La entereza y el hecho de no quejarse pese a su condición produjeron en todos nosotros un mayor respeto y admiración por quien es sin duda alguna pilar fundamental de nuestra familia, y sirvió para despertar conciencia entre sus hijos debido a que la causa fundamental de su ceguera es genética y comienza a manifestarse alrededor de los cuarenta años
Mi mama tenia por tradición confeccionar una almohada con su funda bordada con las iniciales para cada uno de sus nietos, la cual era entregada a más tardar quince días después de nacidos, y pese a su gran limitación al momento de nacer mis hijos, su abuela les hizo su almohada pero sin bordar la funda y a sus seis años todavía duermen con la almohadita que les regalo la abuela Isabel y cuando la visitamos entre los dos la ayudan y están pendientes de lo que ella pueda necesitar.

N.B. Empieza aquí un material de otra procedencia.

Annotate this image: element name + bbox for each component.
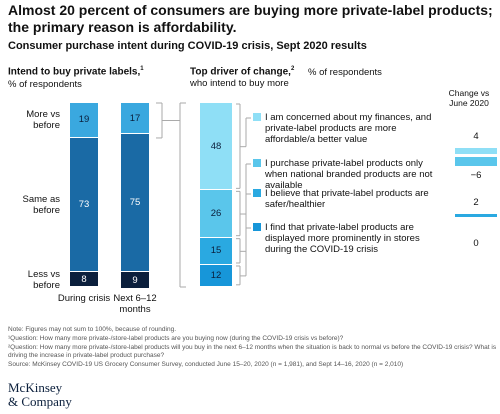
- logo: McKinsey: [8, 380, 63, 395]
- reason-text: I am concerned about my finances, and pr…: [265, 112, 432, 145]
- title: Almost 20 percent of consumers are buyin…: [8, 2, 493, 35]
- legend-swatch: [253, 189, 261, 197]
- change-bar: [455, 148, 497, 154]
- panel-title-text: Intend to buy private labels,: [8, 66, 141, 78]
- change-label: 4: [473, 131, 479, 142]
- value-label: 73: [78, 199, 90, 211]
- bar-segment: [70, 137, 98, 272]
- bar-segment: [200, 264, 232, 286]
- bar-segment: [121, 272, 149, 288]
- reason-text: I find that private-label products are d…: [265, 222, 420, 255]
- change-label: −6: [470, 170, 482, 181]
- sup: 1: [140, 66, 144, 72]
- value-label: 12: [210, 269, 222, 281]
- value-label: 8: [81, 273, 87, 285]
- row-label: Less vs before: [27, 268, 60, 291]
- value-label: 48: [210, 140, 222, 152]
- category-label: During crisis: [57, 293, 111, 304]
- change-label: 0: [473, 238, 479, 249]
- reason-text: I purchase private-label products only w…: [265, 158, 433, 191]
- bar-segment: [200, 103, 232, 190]
- bar-segment: [121, 134, 149, 272]
- bar-segment: [70, 272, 98, 286]
- sup: 2: [290, 66, 295, 72]
- panel-title: Top driver of change,2: [190, 66, 294, 77]
- change-title: Change vs June 2020: [448, 88, 490, 108]
- legend-swatch: [253, 159, 261, 167]
- bar-segment: [70, 103, 98, 137]
- footnote: Note: Figures may not sum to 100%, becau…: [8, 326, 177, 333]
- value-label: 17: [129, 112, 141, 124]
- change-bar: [455, 214, 497, 217]
- row-label: More vs before: [26, 109, 60, 132]
- legend-swatch: [253, 223, 261, 231]
- bar-segment: [200, 190, 232, 237]
- legend-swatch: [253, 113, 261, 121]
- reason-text: I believe that private-label products ar…: [265, 188, 429, 210]
- panel-title: Intend to buy private labels,1: [8, 66, 144, 77]
- value-label: 19: [78, 114, 90, 126]
- bar-segment: [200, 237, 232, 264]
- row-label: Same as before: [22, 194, 61, 217]
- change-label: 2: [473, 197, 479, 208]
- footnote: ¹Question: How many more private-/store-…: [8, 335, 344, 342]
- panel-subtitle: % of respondents: [8, 79, 82, 90]
- panel-title-text: Top driver of change,: [190, 66, 291, 78]
- footnote: ²Question: How many more private-/store-…: [8, 344, 497, 359]
- logo: & Company: [8, 394, 72, 409]
- bar-segment: [121, 103, 149, 134]
- value-label: 15: [210, 245, 222, 257]
- category-label: Next 6–12 months: [113, 293, 157, 315]
- subtitle: Consumer purchase intent during COVID-19…: [8, 40, 367, 52]
- change-bar: [455, 157, 497, 166]
- value-label: 75: [129, 197, 141, 209]
- value-label: 9: [132, 274, 138, 286]
- value-label: 26: [210, 208, 222, 220]
- panel-subtitle: % of respondents who intend to buy more: [190, 67, 382, 89]
- footnote: Source: McKinsey COVID-19 US Grocery Con…: [8, 361, 404, 368]
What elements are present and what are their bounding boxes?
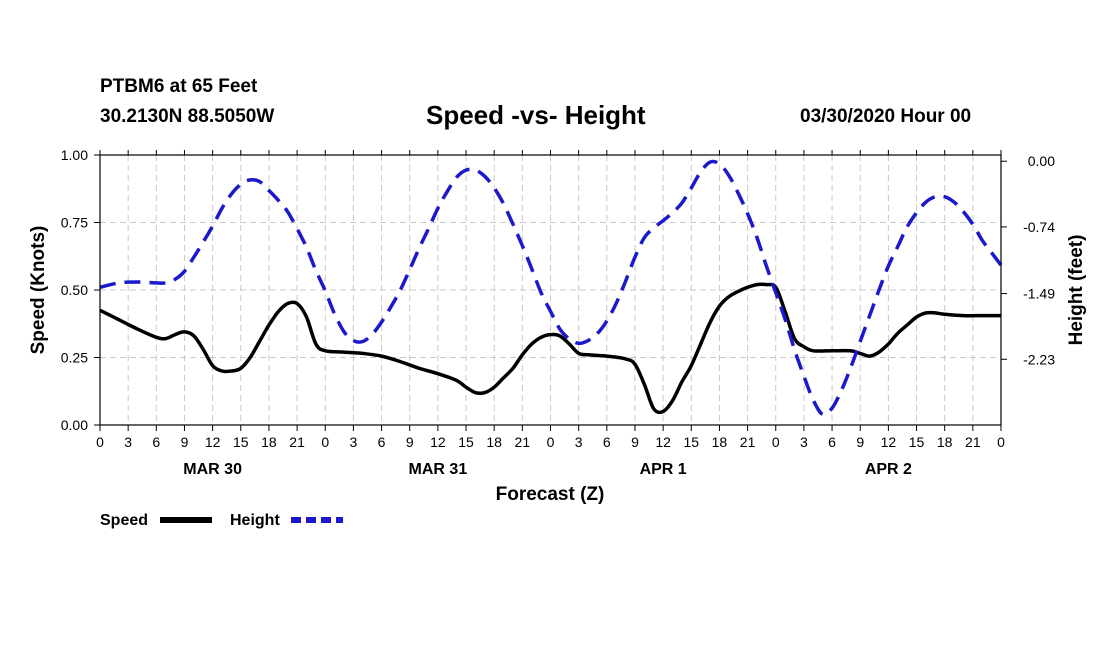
y2-tick-label: 0.00 — [1028, 153, 1055, 169]
x-tick-label: 9 — [631, 434, 639, 450]
x-tick-label: 21 — [289, 434, 305, 450]
station-label: PTBM6 at 65 Feet — [100, 76, 258, 97]
y2-tick-label: -0.74 — [1023, 219, 1055, 235]
y-tick-label: 1.00 — [61, 147, 88, 163]
x-tick-label: 15 — [233, 434, 249, 450]
grid-lines — [100, 155, 1001, 425]
x-tick-label: 18 — [486, 434, 502, 450]
x-tick-label: 3 — [350, 434, 358, 450]
x-tick-label: 21 — [515, 434, 531, 450]
x-axis: 0 3 6 9 12 15 18 21 0 3 6 9 12 15 18 21 0 3 6 9 12 15 18 21 0 3 6 9… — [96, 150, 1005, 478]
x-axis-title: Forecast (Z) — [496, 484, 605, 505]
x-day-label: APR 2 — [865, 461, 912, 478]
x-tick-label: 18 — [261, 434, 277, 450]
x-tick-label: 12 — [655, 434, 671, 450]
forecast-datetime: 03/30/2020 Hour 00 — [800, 106, 972, 127]
series-line-speed — [99, 282, 1001, 415]
x-tick-label: 12 — [430, 434, 446, 450]
y-tick-label: 0.50 — [61, 282, 88, 298]
x-day-label: APR 1 — [640, 461, 687, 478]
x-tick-label: 0 — [547, 434, 555, 450]
x-tick-label: 12 — [881, 434, 897, 450]
x-tick-label: 21 — [740, 434, 756, 450]
x-tick-label: 18 — [937, 434, 953, 450]
chart-title: Speed -vs- Height — [426, 100, 646, 130]
legend-label-height: Height — [230, 512, 280, 529]
x-tick-label: 15 — [683, 434, 699, 450]
legend: Speed Height — [100, 512, 343, 529]
x-tick-label: 18 — [712, 434, 728, 450]
y-axis-height: 0.00 -0.74 -1.49 -2.23 — [1001, 153, 1055, 367]
x-tick-label: 6 — [378, 434, 386, 450]
x-tick-label: 0 — [772, 434, 780, 450]
y-axis-title: Speed (Knots) — [28, 226, 49, 355]
x-day-label: MAR 31 — [409, 461, 468, 478]
x-tick-label: 3 — [575, 434, 583, 450]
y2-axis-title: Height (feet) — [1066, 235, 1087, 346]
series-line-height — [99, 159, 1003, 417]
y-axis-speed: 0.00 0.25 0.50 0.75 1.00 — [61, 147, 100, 433]
x-tick-label: 15 — [909, 434, 925, 450]
x-tick-label: 0 — [321, 434, 329, 450]
x-tick-label: 21 — [965, 434, 981, 450]
y-tick-label: 0.00 — [61, 417, 88, 433]
x-tick-label: 6 — [152, 434, 160, 450]
x-tick-label: 9 — [406, 434, 414, 450]
x-tick-label: 3 — [800, 434, 808, 450]
x-day-label: MAR 30 — [183, 461, 242, 478]
x-tick-label: 9 — [181, 434, 189, 450]
plot-series — [99, 159, 1003, 417]
x-tick-label: 0 — [96, 434, 104, 450]
x-tick-label: 6 — [603, 434, 611, 450]
legend-label-speed: Speed — [100, 512, 148, 529]
x-tick-label: 3 — [124, 434, 132, 450]
y2-tick-label: -2.23 — [1023, 351, 1055, 367]
x-tick-label: 6 — [828, 434, 836, 450]
y-tick-label: 0.25 — [61, 350, 88, 366]
x-tick-label: 15 — [458, 434, 474, 450]
x-tick-label: 9 — [856, 434, 864, 450]
coordinates-label: 30.2130N 88.5050W — [100, 106, 275, 127]
x-tick-label: 0 — [997, 434, 1005, 450]
y-tick-label: 0.75 — [61, 215, 88, 231]
y2-tick-label: -1.49 — [1023, 286, 1055, 302]
x-tick-label: 12 — [205, 434, 221, 450]
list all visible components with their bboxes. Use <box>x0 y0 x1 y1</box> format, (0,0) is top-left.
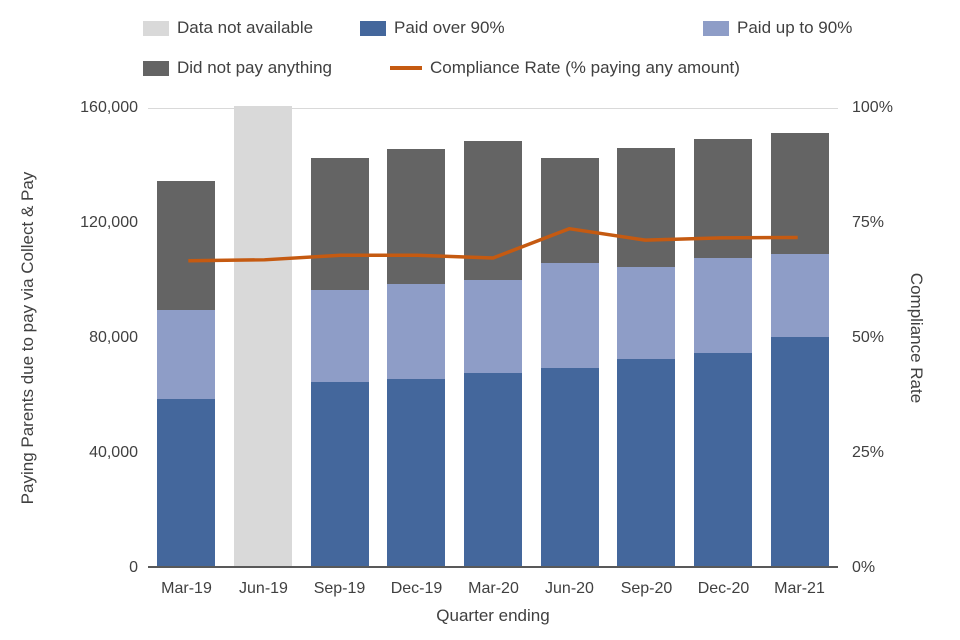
left-axis-tick: 120,000 <box>80 214 138 231</box>
legend-label: Data not available <box>177 18 314 37</box>
legend-box-marker <box>703 20 729 36</box>
legend-label: Compliance Rate (% paying any amount) <box>430 58 740 77</box>
bar-segment-paid-up-to-90-Dec-19 <box>387 284 446 380</box>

A mis negritos los vio recién nacidos, pese a que no los ha visto crecer, los reconoce hasta por la pisada. Se le ha aguzado el oído y a todos los que visitan la casa apenas los escucha los llama por su nombre así vayan de vez en cuando, ha dejado de ver lo que le rodea pero tiene un archivo inmenso de imágenes en su mente que la mantienen conectada con todos nosotros y esos recuerdos deben ser a todo color y en alta definición que hasta podría pensar que ella no esta ciega y que en un sentido figurado el ciego soy yo.